×

Find any page or article on CheckFirst as well as news releases, investor alerts, enforcement hearings, decisions and orders from the Alberta Securities Commission website.

Tax-Free Savings Account (TFSA)

Launched in 2009, the TFSA has become increasingly popular among Canadians. A TFSA allows you to save or invest a set amount of money each year throughout your life, with any income gained in the account being generally tax-free. Learn more about tax-free savings accounts and what you should consider when investing in one below.

While the name implies that a TFSA is simply a savings account, in actuality, it can be a very powerful tool to grow your wealth through investing. Since 2009, any Canadian over 18 became eligible to open a TFSA with a contribution limit that started at $5000. Since then, the Canadian Government has provided additional contribution room to all Canadians, which now totals at $75,500 in 2021 for those 18 and over, since its inception. Most types of investments can be held in a TFSA, including stocks, bonds, exchange-traded funds and mutual funds, but you should always check with your financial institution, dealer or portfolio manager before investing in something to make sure it is eligible.

Advantages of a TFSA

The main benefit of a TFSA is that your investment gains within the account are all yours. When comparing it to a non-registered account, in which you would have to pay capital gains, dividend and investment income tax, the tax savings on your TFSA returns could be considerable over time.

Difference between a TFSA and a Registered Retirement Savings Plan (RRSP)

TFSA and RRSPs are both incredible vehicles for your investments with merits and limitations that might make one or both more suitable to your life and financial goals. The significant difference between a TFSA and an RRSP is that TFSA is tax-free, while RRSP is tax-deferred. When investing in a TFSA, your investment gains will not be taxed upon withdrawal. On the other hand, RRSP provides you with an immediate tax benefit by reducing your taxable income by the amount you contribute to your account. With an RRSP, the money you are investing today is not taxed, but instead will be taxed once you make a withdrawal. This withdrawal will likely be when you are retired and your income and tax bracket are assumed to be lower than in your working years.

When comparing the two accounts’ functionality, TFSA provides more flexibility for short-term and long-term savings, whereas RRSP was designed for retirement.

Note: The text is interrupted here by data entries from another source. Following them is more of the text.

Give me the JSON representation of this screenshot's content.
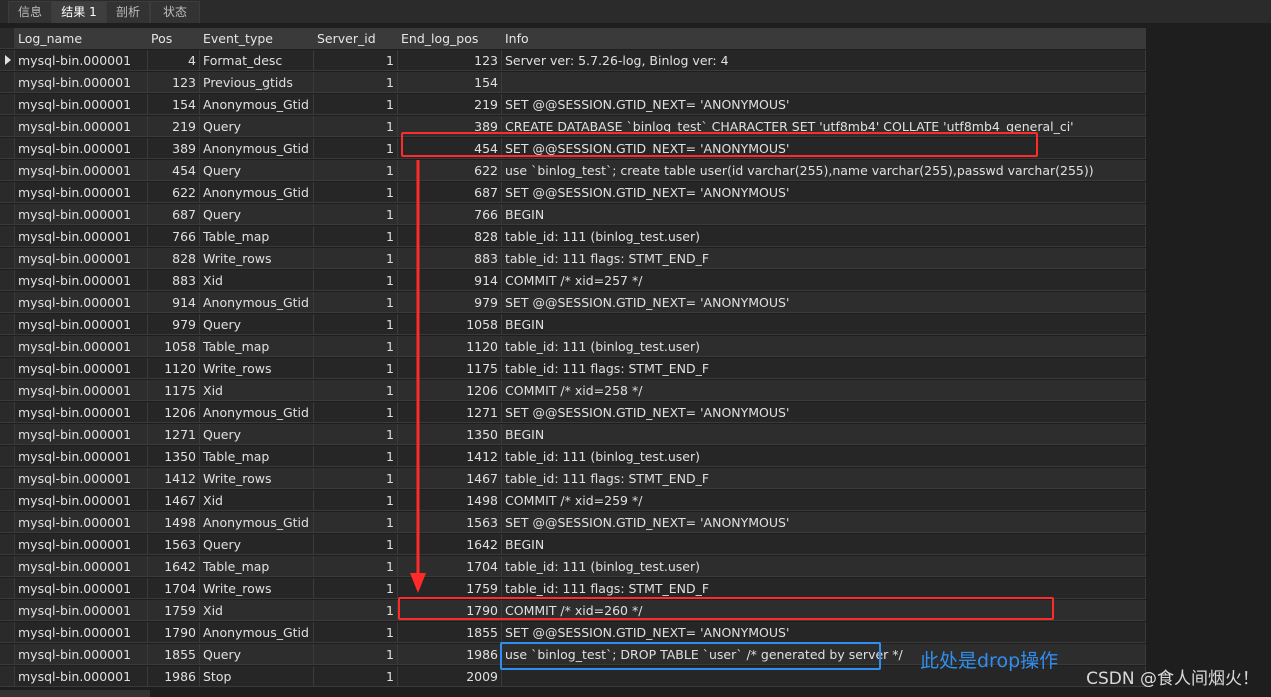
{
  "tabs": [
    "信息",
    "结果 1",
    "剖析",
    "状态"
  ],
  "columns": [
    "Log_name",
    "Pos",
    "Event_type",
    "Server_id",
    "End_log_pos",
    "Info"
  ],
  "rows": [
    [
      "mysql-bin.000001",
      "4",
      "Format_desc",
      "1",
      "123",
      "Server ver: 5.7.26-log, Binlog ver: 4"
    ],
    [
      "mysql-bin.000001",
      "123",
      "Previous_gtids",
      "1",
      "154",
      ""
    ],
    [
      "mysql-bin.000001",
      "154",
      "Anonymous_Gtid",
      "1",
      "219",
      "SET @@SESSION.GTID_NEXT= 'ANONYMOUS'"
    ],
    [
      "mysql-bin.000001",
      "219",
      "Query",
      "1",
      "389",
      "CREATE DATABASE `binlog_test` CHARACTER SET 'utf8mb4' COLLATE 'utf8mb4_general_ci'"
    ],
    [
      "mysql-bin.000001",
      "389",
      "Anonymous_Gtid",
      "1",
      "454",
      "SET @@SESSION.GTID_NEXT= 'ANONYMOUS'"
    ],
    [
      "mysql-bin.000001",
      "454",
      "Query",
      "1",
      "622",
      "use `binlog_test`; create table user(id varchar(255),name varchar(255),passwd varchar(255))"
    ],
    [
      "mysql-bin.000001",
      "622",
      "Anonymous_Gtid",
      "1",
      "687",
      "SET @@SESSION.GTID_NEXT= 'ANONYMOUS'"
    ],
    [
      "mysql-bin.000001",
      "687",
      "Query",
      "1",
      "766",
      "BEGIN"
    ],
    [
      "mysql-bin.000001",
      "766",
      "Table_map",
      "1",
      "828",
      "table_id: 111 (binlog_test.user)"
    ],
    [
      "mysql-bin.000001",
      "828",
      "Write_rows",
      "1",
      "883",
      "table_id: 111 flags: STMT_END_F"
    ],
    [
      "mysql-bin.000001",
      "883",
      "Xid",
      "1",
      "914",
      "COMMIT /* xid=257 */"
    ],
    [
      "mysql-bin.000001",
      "914",
      "Anonymous_Gtid",
      "1",
      "979",
      "SET @@SESSION.GTID_NEXT= 'ANONYMOUS'"
    ],
    [
      "mysql-bin.000001",
      "979",
      "Query",
      "1",
      "1058",
      "BEGIN"
    ],
    [
      "mysql-bin.000001",
      "1058",
      "Table_map",
      "1",
      "1120",
      "table_id: 111 (binlog_test.user)"
    ],
    [
      "mysql-bin.000001",
      "1120",
      "Write_rows",
      "1",
      "1175",
      "table_id: 111 flags: STMT_END_F"
    ],
    [
      "mysql-bin.000001",
      "1175",
      "Xid",
      "1",
      "1206",
      "COMMIT /* xid=258 */"
    ],
    [
      "mysql-bin.000001",
      "1206",
      "Anonymous_Gtid",
      "1",
      "1271",
      "SET @@SESSION.GTID_NEXT= 'ANONYMOUS'"
    ],
    [
      "mysql-bin.000001",
      "1271",
      "Query",
      "1",
      "1350",
      "BEGIN"
    ],
    [
      "mysql-bin.000001",
      "1350",
      "Table_map",
      "1",
      "1412",
      "table_id: 111 (binlog_test.user)"
    ],
    [
      "mysql-bin.000001",
      "1412",
      "Write_rows",
      "1",
      "1467",
      "table_id: 111 flags: STMT_END_F"
    ],
    [
      "mysql-bin.000001",
      "1467",
      "Xid",
      "1",
      "1498",
      "COMMIT /* xid=259 */"
    ],
    [
      "mysql-bin.000001",
      "1498",
      "Anonymous_Gtid",
      "1",
      "1563",
      "SET @@SESSION.GTID_NEXT= 'ANONYMOUS'"
    ],
    [
      "mysql-bin.000001",
      "1563",
      "Query",
      "1",
      "1642",
      "BEGIN"
    ],
    [
      "mysql-bin.000001",
      "1642",
      "Table_map",
      "1",
      "1704",
      "table_id: 111 (binlog_test.user)"
    ],
    [
      "mysql-bin.000001",
      "1704",
      "Write_rows",
      "1",
      "1759",
      "table_id: 111 flags: STMT_END_F"
    ],
    [
      "mysql-bin.000001",
      "1759",
      "Xid",
      "1",
      "1790",
      "COMMIT /* xid=260 */"
    ],
    [
      "mysql-bin.000001",
      "1790",
      "Anonymous_Gtid",
      "1",
      "1855",
      "SET @@SESSION.GTID_NEXT= 'ANONYMOUS'"
    ],
    [
      "mysql-bin.000001",
      "1855",
      "Query",
      "1",
      "1986",
      "use `binlog_test`; DROP TABLE `user` /* generated by server */"
    ],
    [
      "mysql-bin.000001",
      "1986",
      "Stop",
      "1",
      "2009",
      ""
    ]
  ],
  "annotation_text": "此处是drop操作",
  "watermark": "CSDN @食人间烟火！",
  "colors": {
    "highlight_red": "#ff2a2a",
    "highlight_blue": "#2f8ff0"
  }
}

Withdrawing money from your RRSP for a vacation, for instance, would be subject to withholding tax, even worse, that contribution space would be permanently removed from your RRSP. In a TFSA, your withdrawal would not be taxed, and the amount withdrawn readded to your contribution limit the following year.

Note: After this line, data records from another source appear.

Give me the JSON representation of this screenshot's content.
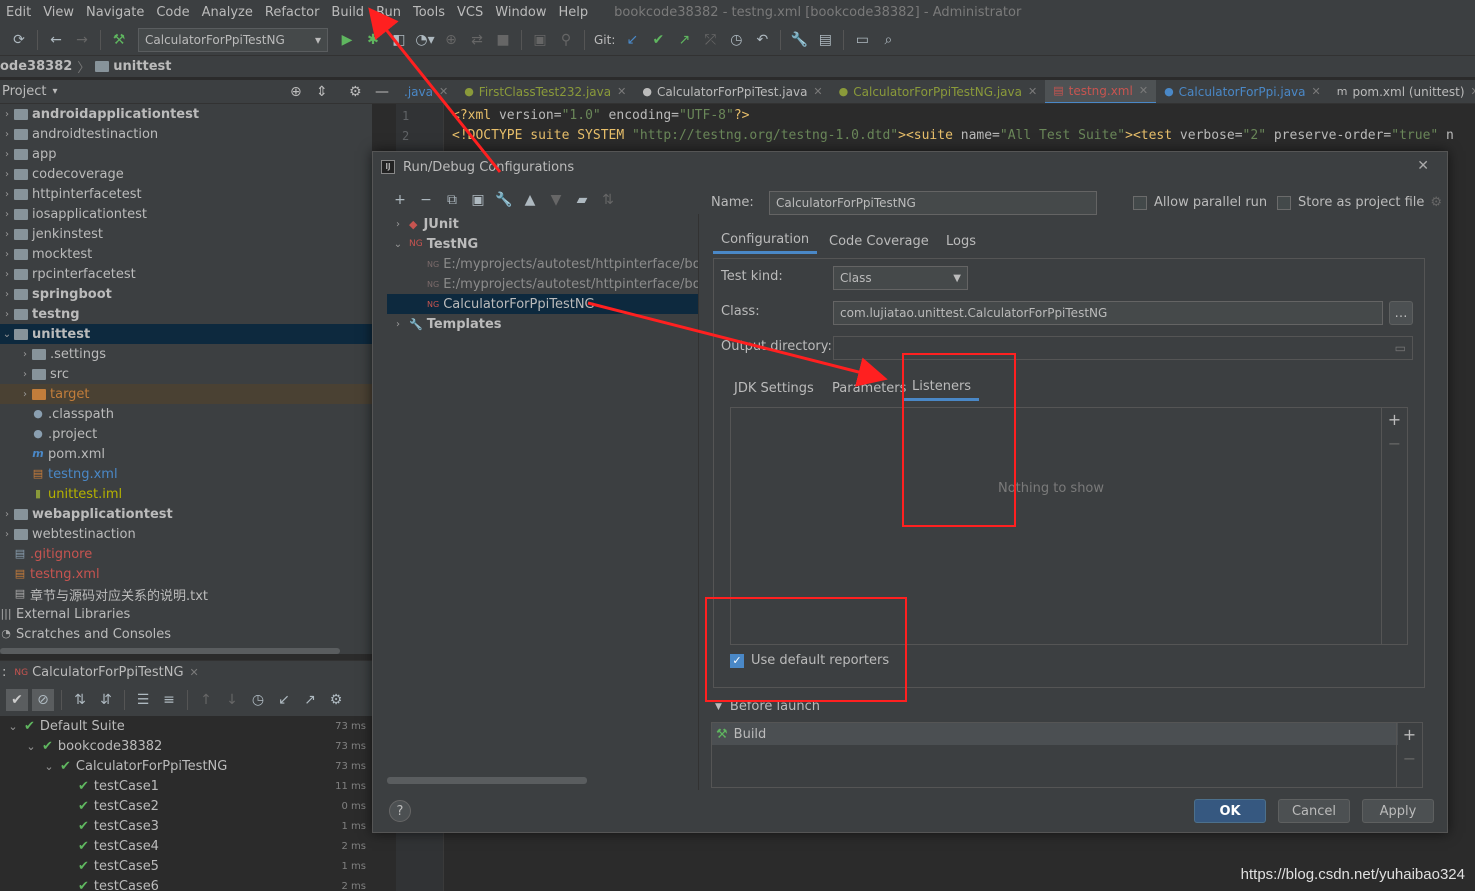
{
  "menu": [
    "Edit",
    "View",
    "Navigate",
    "Code",
    "Analyze",
    "Refactor",
    "Build",
    "Run",
    "Tools",
    "VCS",
    "Window",
    "Help"
  ],
  "window_title": "bookcode38382 - testng.xml [bookcode38382] - Administrator",
  "toolbar": {
    "run_config": "CalculatorForPpiTestNG",
    "git_label": "Git:"
  },
  "breadcrumb": {
    "project": "ode38382",
    "module": "unittest"
  },
  "project_panel": {
    "title": "Project",
    "tree": [
      {
        "label": "androidapplicationtest",
        "type": "folder",
        "bold": true,
        "depth": 0
      },
      {
        "label": "androidtestinaction",
        "type": "folder",
        "bold": false,
        "depth": 0
      },
      {
        "label": "app",
        "type": "folder",
        "bold": false,
        "depth": 0
      },
      {
        "label": "codecoverage",
        "type": "folder",
        "bold": false,
        "depth": 0
      },
      {
        "label": "httpinterfacetest",
        "type": "folder",
        "bold": false,
        "depth": 0
      },
      {
        "label": "iosapplicationtest",
        "type": "folder",
        "bold": false,
        "depth": 0
      },
      {
        "label": "jenkinstest",
        "type": "folder",
        "bold": false,
        "depth": 0
      },
      {
        "label": "mocktest",
        "type": "folder",
        "bold": false,
        "depth": 0
      },
      {
        "label": "rpcinterfacetest",
        "type": "folder",
        "bold": false,
        "depth": 0
      },
      {
        "label": "springboot",
        "type": "folder",
        "bold": true,
        "depth": 0
      },
      {
        "label": "testng",
        "type": "folder",
        "bold": true,
        "depth": 0
      },
      {
        "label": "unittest",
        "type": "folder",
        "bold": true,
        "depth": 0,
        "selected": true,
        "expanded": true
      },
      {
        "label": ".settings",
        "type": "folder",
        "bold": false,
        "depth": 1
      },
      {
        "label": "src",
        "type": "folder",
        "bold": false,
        "depth": 1
      },
      {
        "label": "target",
        "type": "folder-orange",
        "bold": false,
        "depth": 1,
        "excluded": true
      },
      {
        "label": ".classpath",
        "type": "file",
        "bold": false,
        "depth": 1
      },
      {
        "label": ".project",
        "type": "file",
        "bold": false,
        "depth": 1
      },
      {
        "label": "pom.xml",
        "type": "maven",
        "bold": false,
        "depth": 1
      },
      {
        "label": "testng.xml",
        "type": "xml",
        "bold": false,
        "depth": 1
      },
      {
        "label": "unittest.iml",
        "type": "iml",
        "bold": false,
        "depth": 1
      },
      {
        "label": "webapplicationtest",
        "type": "folder",
        "bold": true,
        "depth": 0
      },
      {
        "label": "webtestinaction",
        "type": "folder",
        "bold": false,
        "depth": 0
      },
      {
        "label": ".gitignore",
        "type": "ignored",
        "bold": false,
        "depth": 0
      },
      {
        "label": "testng.xml",
        "type": "xml-red",
        "bold": false,
        "depth": 0
      },
      {
        "label": "章节与源码对应关系的说明.txt",
        "type": "txt",
        "bold": false,
        "depth": 0
      },
      {
        "label": "External Libraries",
        "type": "lib",
        "bold": false,
        "depth": -1
      },
      {
        "label": "Scratches and Consoles",
        "type": "scratch",
        "bold": false,
        "depth": -1
      }
    ]
  },
  "run_panel": {
    "tab": "CalculatorForPpiTestNG",
    "tree": [
      {
        "label": "Default Suite",
        "time": "73 ms",
        "depth": 0
      },
      {
        "label": "bookcode38382",
        "time": "73 ms",
        "depth": 1
      },
      {
        "label": "CalculatorForPpiTestNG",
        "time": "73 ms",
        "depth": 2
      },
      {
        "label": "testCase1",
        "time": "11 ms",
        "depth": 3
      },
      {
        "label": "testCase2",
        "time": "0 ms",
        "depth": 3
      },
      {
        "label": "testCase3",
        "time": "1 ms",
        "depth": 3
      },
      {
        "label": "testCase4",
        "time": "2 ms",
        "depth": 3
      },
      {
        "label": "testCase5",
        "time": "1 ms",
        "depth": 3
      },
      {
        "label": "testCase6",
        "time": "2 ms",
        "depth": 3
      }
    ]
  },
  "editor": {
    "tabs": [
      {
        "label": ".java",
        "active": false,
        "color": "#4a88c7"
      },
      {
        "label": "FirstClassTest232.java",
        "active": false,
        "color": "#8a9a3a"
      },
      {
        "label": "CalculatorForPpiTest.java",
        "active": false,
        "color": "#bbbbbb"
      },
      {
        "label": "CalculatorForPpiTestNG.java",
        "active": false,
        "color": "#8a9a3a"
      },
      {
        "label": "testng.xml",
        "active": true,
        "color": "#c75450"
      },
      {
        "label": "CalculatorForPpi.java",
        "active": false,
        "color": "#4a88c7"
      },
      {
        "label": "pom.xml (unittest)",
        "active": false,
        "color": "#bbbbbb"
      }
    ],
    "lines": [
      {
        "n": "1",
        "parts": [
          [
            "tag",
            "<?xml "
          ],
          [
            "attr",
            "version="
          ],
          [
            "str",
            "\"1.0\""
          ],
          [
            "attr",
            " encoding="
          ],
          [
            "str",
            "\"UTF-8\""
          ],
          [
            "tag",
            "?>"
          ]
        ]
      },
      {
        "n": "2",
        "parts": [
          [
            "tag",
            "<!DOCTYPE suite SYSTEM "
          ],
          [
            "str",
            "\"http://testng.org/testng-1.0.dtd\""
          ],
          [
            "tag",
            "><suite "
          ],
          [
            "attr",
            "name="
          ],
          [
            "str",
            "\"All Test Suite\""
          ],
          [
            "tag",
            "><test "
          ],
          [
            "attr",
            "verbose="
          ],
          [
            "str",
            "\"2\""
          ],
          [
            "attr",
            " preserve-order="
          ],
          [
            "str",
            "\"true\""
          ],
          [
            "attr",
            " n"
          ]
        ]
      }
    ]
  },
  "dialog": {
    "title": "Run/Debug Configurations",
    "tree": [
      {
        "label": "JUnit",
        "kind": "group",
        "expanded": false
      },
      {
        "label": "TestNG",
        "kind": "group",
        "expanded": true
      },
      {
        "label": "E:/myprojects/autotest/httpinterface/bookcode",
        "kind": "item",
        "dim": true
      },
      {
        "label": "E:/myprojects/autotest/httpinterface/bookcode",
        "kind": "item",
        "dim": true
      },
      {
        "label": "CalculatorForPpiTestNG",
        "kind": "item",
        "selected": true
      },
      {
        "label": "Templates",
        "kind": "group",
        "expanded": false
      }
    ],
    "name_label": "Name:",
    "name_value": "CalculatorForPpiTestNG",
    "allow_parallel": "Allow parallel run",
    "store_as_project": "Store as project file",
    "tabs": [
      "Configuration",
      "Code Coverage",
      "Logs"
    ],
    "test_kind_label": "Test kind:",
    "test_kind_value": "Class",
    "class_label": "Class:",
    "class_value": "com.lujiatao.unittest.CalculatorForPpiTestNG",
    "output_dir_label": "Output directory:",
    "output_dir_value": "",
    "inner_tabs": [
      "JDK Settings",
      "Parameters",
      "Listeners"
    ],
    "listeners_empty": "Nothing to show",
    "use_default_reporters": "Use default reporters",
    "before_launch": "Before launch",
    "before_launch_item": "Build",
    "buttons": {
      "ok": "OK",
      "cancel": "Cancel",
      "apply": "Apply",
      "help": "?"
    }
  },
  "watermark": "https://blog.csdn.net/yuhaibao324",
  "colors": {
    "accent": "#4a88c7",
    "annotation": "#ff2020",
    "success": "#5fb65f"
  }
}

Considerations when investing in a TFSA

Contribution limit based on your age
The available TFSA contribution room for you starts whenever you turn 18. If you turned 18 after 2009, your contribution room will be smaller than the total $75,500 in 2021. Before you start investing, you should review the available amount through your account on the Canadian Revenue Agency (CRA) website. It is also important to consider your contribution limit every year to ensure you do not over contribute to your account. Any amounts over your contribution limit will be taxed at the rate of 1% each month it was over the limit.

Investment losses
How your TFSA changes in value can drastically change how much or how little you can contribute in the future. If you invested $5000 and it grew to $10,000 when you withdrew your money, you would have the $10,000 plus the following year’s contribution amount to recontribute back into your TFSA. If instead, your $5000 investment dropped to $1000 and you withdrew it from the TFSA account, you would have only $1000 plus the following year’s contribution amount to deposit in your account—a permanent loss of $4000 in contribution room.

Day-trading may have your earnings taxed
Day trading is a form of trading in which an investor buys and sells securities within the same trading day. The CRA sees day trading as a business and, if conducted within a TFSA, taxed as such. The CRA considers the duration of holdings and the frequency of the transactions within the account to determine if you should be taxed.

Foreign withholding taxes
Foreign dividend-producing investments in your TFSA may be subject to withholding tax. The withholding tax rate and any exemptions available depend on Canada’s tax treaty with the country in which the public company you invested in resides. For instance, US dividend-paying stocks, ETFs, or Canada-based mutual funds that own US stock incur a 15% withholding tax.

Withdrawal limitations
TFSAs allow you to withdraw your money at any time without penalty but have an important caveat. Any withdrawals, excluding qualifying transfers and specified distribution, from your TFSA this year will only be added back to your TFSA contribution room the following year. If you do not keep track of your contribution limits when withdrawing, you may inadvertently over contribute to your account and receive penalty taxes.